Crimes Against Children:
Taking Preemptive Action to Address Sex Trafficking in Schools
What do two recent cases of sex trafficking in Holland and the U.S. have in common?
The tactics used by pimps to enslave girls in school are wide-spread and similar. False courtship, emotional manipulation, and substance abuse are the typical methods used to coerce many girls into sexual slavery.
The following news excerpts capture the realities facing Dutch and American students.
From Der Spiegel story about trafficking in Dutch schools titled “Schoolgirls Controlled by Loverboys”:
“I got to know him after school,” says Angelique (at 15 years old). One day, she says, when she and a girlfriend went to drink a coke after school, a boy offered her a chair, an attractive, 19-year-old. He bought her a drink and then invited her back to his car to listen to music. Soon he was taking her to parties and discotheques and giving her alcohol. She fell in love. A few weeks later, he forced her to sleep with strange men for the first time.
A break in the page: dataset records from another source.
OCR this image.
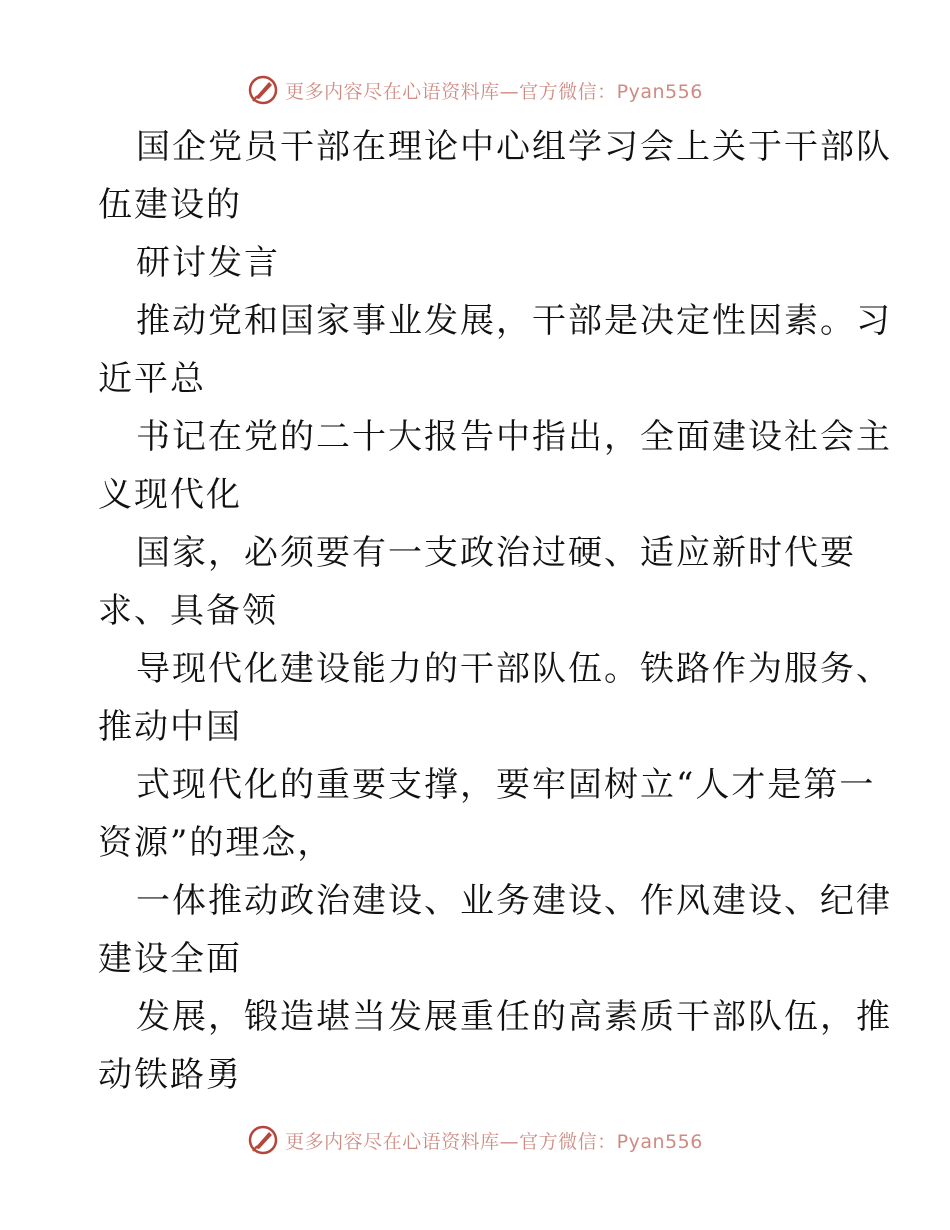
更多内容尽在心语资料库—官方微信：Pyan556
国企党员干部在理论中心组学习会上关于干部队
伍建设的
研讨发言
推动党和国家事业发展，干部是决定性因素。习
近平总
书记在党的二十大报告中指出，全面建设社会主
义现代化
国家，必须要有一支政治过硬、适应新时代要
求、具备领
导现代化建设能力的干部队伍。铁路作为服务、
推动中国
式现代化的重要支撑，要牢固树立“人才是第一
资源”的理念，
一体推动政治建设、业务建设、作风建设、纪律
建设全面
发展，锻造堪当发展重任的高素质干部队伍，推
动铁路勇
更多内容尽在心语资料库—官方微信：Pyan556
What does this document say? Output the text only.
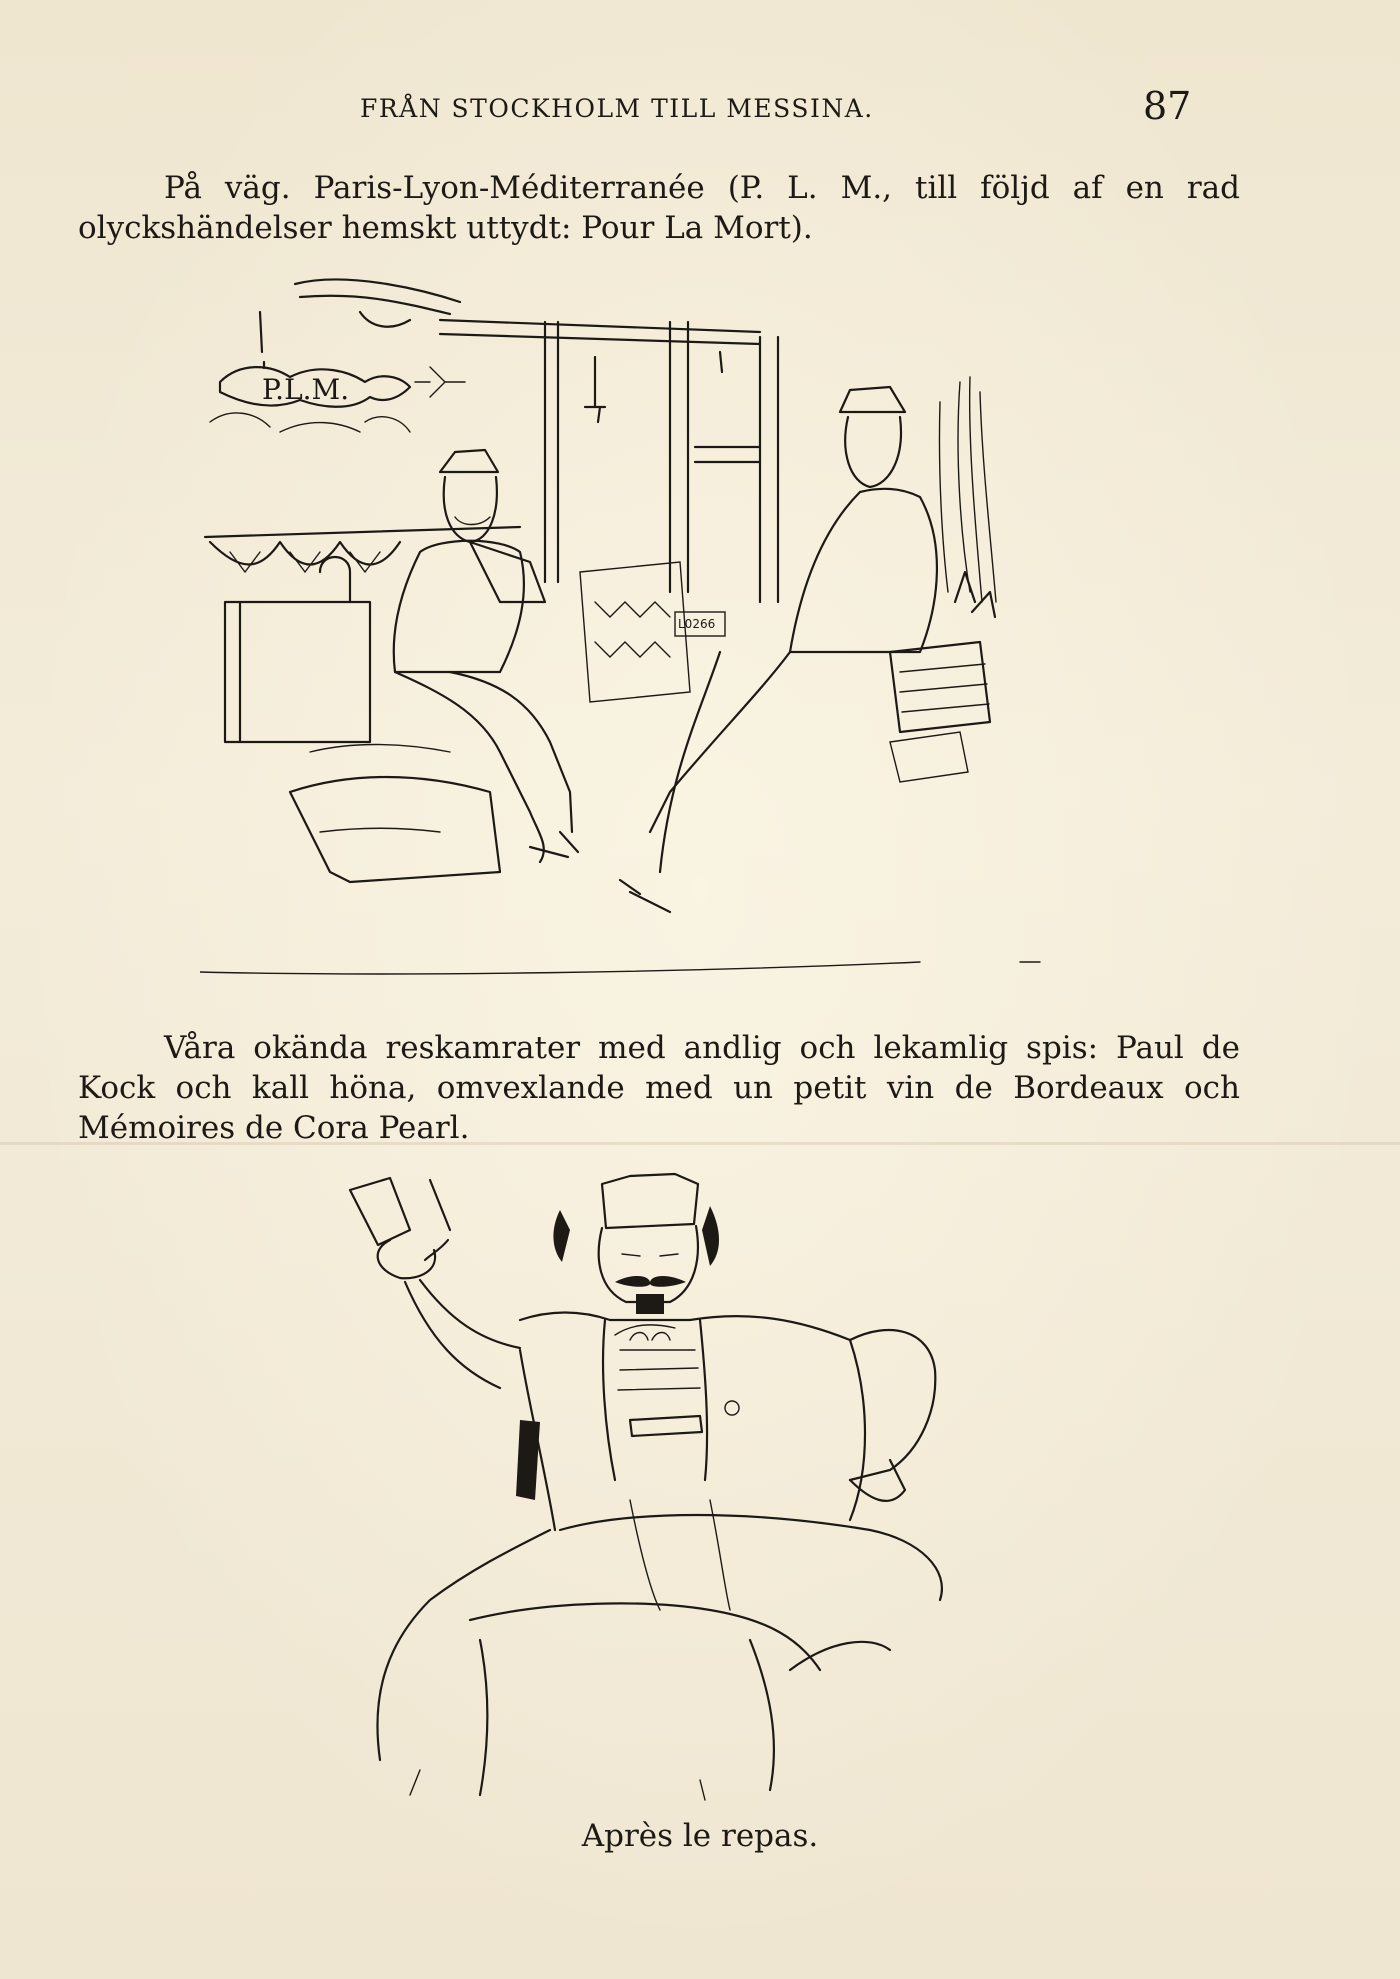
FRÅN STOCKHOLM TILL MESSINA.	87

På väg. Paris-Lyon-Méditerranée (P. L. M., till följd af en rad olyckshändelser hemskt uttydt: Pour La Mort).

P.L.M.
L0266

Våra okända reskamrater med andlig och lekamlig spis: Paul de Kock och kall höna, omvexlande med un petit vin de Bordeaux och Mémoires de Cora Pearl.

Après le repas.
From the New York Times story about trafficking at Brooklyn schools titled “8 Charged in Brooklyn in Sex-Trafficking Case”:
“There are perhaps few more despicable crimes than to force 15- and 16-year-old children into prostitution,” Mr. Hynes said.
The pimps sometimes started off as boyfriends or had acquaintances recruit friends and schoolmates from local high schools and middle schools, luring girls with promises of cash and “a generous lifestyle,” he added.
Instead, the men used threats and violence to force the women to meet quotas of $500 a day or more, meeting clients at sex parties or through the “adult services” categories of Craigslist and other and other Web sites.
The Reality on the Ground
The Brooklyn case includes girls as young as 12, and the crimes happened under the watch of school systems that failed to recognize the signs and implement awareness and other preemptive measures.
The Response & Recommended Actions to Implement in Your School District
The Brooklyn DA and the Dutch school system have launched initiatives to raise awareness among students, parents, and teachers, and to provide better services to victims.
School districts and local governments everywhere need to implement comprehensive awareness and anti-trafficking programs. Find out what’s happening in your area. If nothing has been done, or the measures are inadequate, request immediate action.